1 Postgrado en Biología Aplicada. 2Departamento de Bioanálisis. 3 Laboratorio de Genética Molecular. IIBCA. Universidad de Oriente. Núcleo de Sucre. 4 Laboratorio Bacteriología HUAPA

Resumen

Stenotrophomonas maltophilia, anteriormente conocida como Xanthomonas maltophilia y Pseudomonas maltophilia es un bacilo Gram negativo no fermentador de la glucosa, reconocido como agente causal de diversas infecciones nosocomiales, además de presentar resistencia a múltiples agentes antimicrobianos. El objetivo del presente estudio fué identificar y caracterizar fenotípicamente cepas clínicas de S. maltophilia así como también establecer un patrón de actividad in vitro a diferentes antimicrobianos. Los aislados bacterianos, fueron suministrados por el laboratorio de Bacteriología del Hospital de Cumaná para ser identificadas a través de pruebas bioquímicas convencionales y de un método comercial empleando las galerias API ID32GN. Se determinó la CMI de los antimicrobianos mediante la técnica de dilución en agar Mueller Hinton siguiendo las normas del CLSI. Se identificaron fenotípicamente 24 cepas de S. maltophilia. La identificación fue 100% coincidente con ambas técnicas. Se mantuvo un patrón uniforme entre las cepas excepto para oxidasa donde 17 (70,83%) fueron positivas y 7 (29,17%) negativas. Los resultados de las pruebas de identificación mostraron la presencia de 5 fenotipos prevaleciendo el patrón típico del microorganismo (fenotipo I, 14 aislados). Las cepas mostraron 100% de resistencia a Imipenem, cefepime, amikacina y ácido nalidixico, 95,83% a cefotaxima, ceftazidima y ampicilina sulbactam, 91,67% a ceftriaxona y ciprofloxacina y 75% a piperacilina tazobactam, siendo más susceptibles a trimetoprim sulfametoxazol (91,67%), levofloxacina (75%) y rifampicina (95,83%).

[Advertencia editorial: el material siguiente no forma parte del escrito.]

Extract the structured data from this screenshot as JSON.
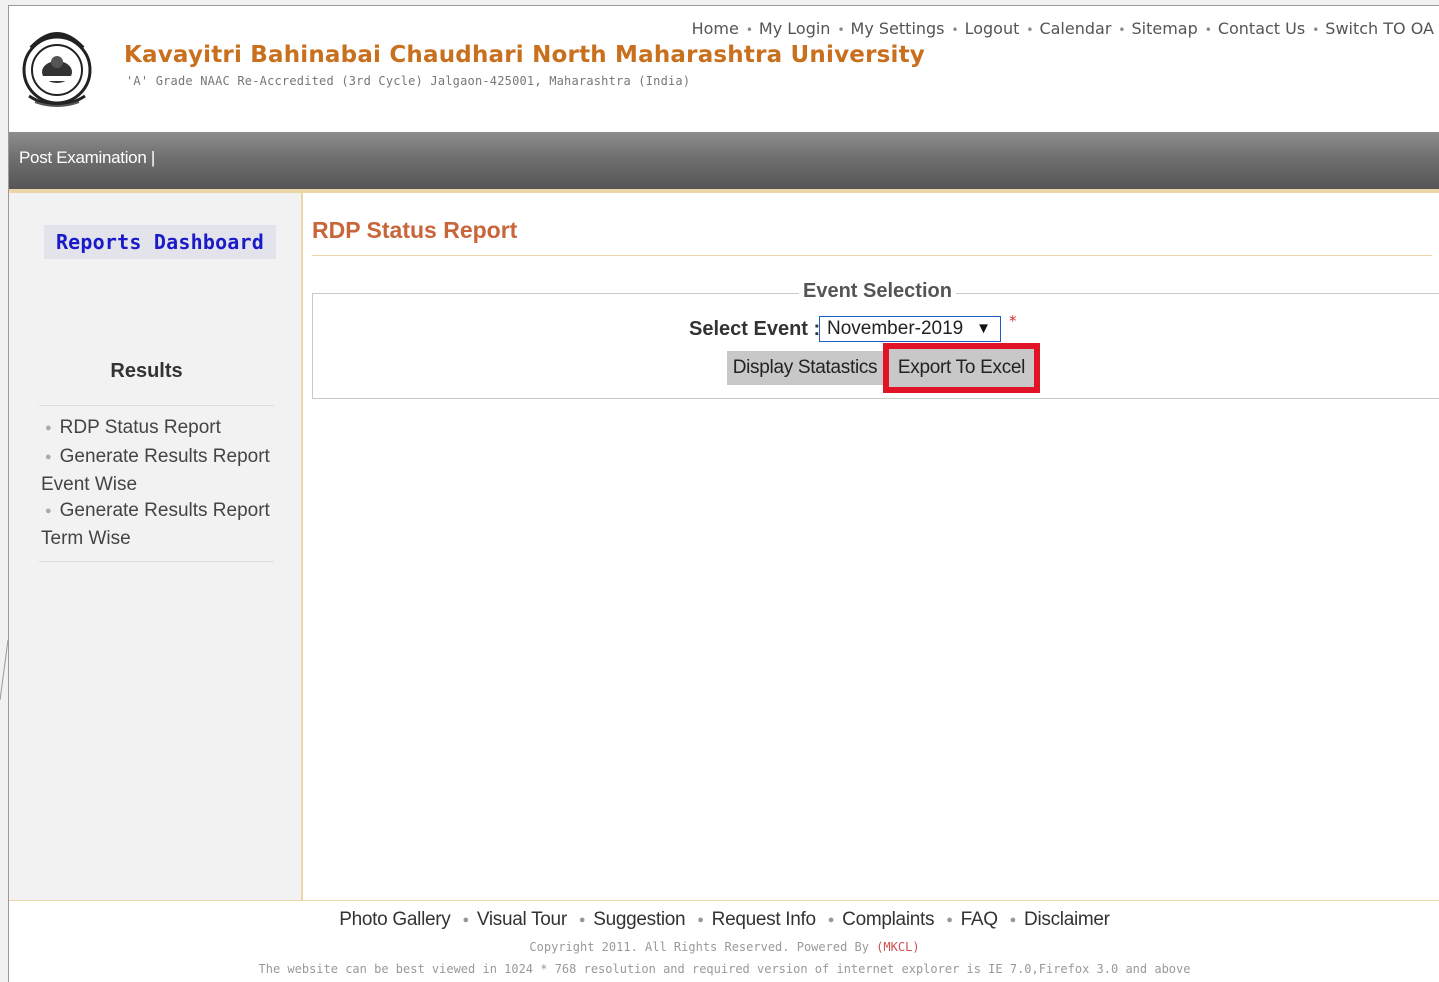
{
  "header": {
    "university_name": "Kavayitri Bahinabai Chaudhari North Maharashtra University",
    "subtitle": "'A' Grade NAAC Re-Accredited (3rd Cycle) Jalgaon-425001, Maharashtra (India)",
    "top_links": [
      "Home",
      "My Login",
      "My Settings",
      "Logout",
      "Calendar",
      "Sitemap",
      "Contact Us",
      "Switch TO OA"
    ],
    "logo_icon": "university-emblem-icon"
  },
  "nav": {
    "item": "Post Examination |"
  },
  "sidebar": {
    "dashboard_label": "Reports Dashboard",
    "section_title": "Results",
    "items": [
      {
        "label": "RDP Status Report"
      },
      {
        "label": "Generate Results Report Event Wise"
      },
      {
        "label": "Generate Results Report Term Wise"
      }
    ]
  },
  "main": {
    "title": "RDP Status Report",
    "legend": "Event Selection",
    "select_label": "Select Event :",
    "selected_event": "November-2019",
    "required_mark": "*",
    "display_button": "Display Statastics",
    "export_button": "Export To Excel"
  },
  "footer": {
    "links": [
      "Photo Gallery",
      "Visual Tour",
      "Suggestion",
      "Request Info",
      "Complaints",
      "FAQ",
      "Disclaimer"
    ],
    "copyright_prefix": "Copyright 2011. All Rights Reserved. Powered By ",
    "copyright_brand": "(MKCL)",
    "note": "The website can be best viewed in 1024 * 768 resolution and required version of internet explorer is IE 7.0,Firefox 3.0 and above"
  },
  "colors": {
    "university_name": "#c8701e",
    "page_title": "#c8653a",
    "dashboard_text": "#1a1ac8",
    "highlight_border": "#e01426",
    "nav_bar": "#6f6f6f"
  }
}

Palabras clave: S. maltophilia, Antimicrobianos, susceptibilidad, fenotipificación, infección nosocomial.

Abstract

Stenotrophomonas maltophilia, previously known as Xanthomonas maltophilia and Pseudomonas maltophilia, is a Gram negative rod, and a non fermentator of glucose, recognized as a causal agent of diverse hospital infections, it also shows resistance to multiple antimicrobial agents. The objective of the present study was to identify and to characterize phenol-type, clinical isolates of S. maltophilia, as well as to establish an in vitro activity pattern of different antimicrobials. The bacterial strains were isolatde in the Bacteriology Laboratory at the General Hospital in Cumaná, and were identified through conventional biochemical tests, as well as using the commercial galleries of API ID32GN. The MIC of the anti-microbes was determined by dilution in Mueller Hutton agar following CLSI norms. Pheno-typically, 24 strains were identified of S. maltophilia. The identification was 100% coincident with both classification techniques. The uniform pattern was maintained for the isolates except for the oxidase test, where 17 (70.83%) were positive and 7 (29.17%) negative. The results of the identification test showed the presence of 5 phenotypes in which the typical pattern of the microorganism (phenotype I, 14 isolates) prevailed. The strains showed 100% resistance to imipenem, cefepime, amikacin and nalidixico, 95.83% to cefotaxime, ceftazidime and ampicillin- sulbactam, 91,67% to ceftriaxone and ciprofloxacin, and 75.00% to piperacillin-tazobactam, all of which showed more susceptibility to trimetoprim sulfametoxazole (91.67%), levofloxacin (75%) and rifampin (95.83%)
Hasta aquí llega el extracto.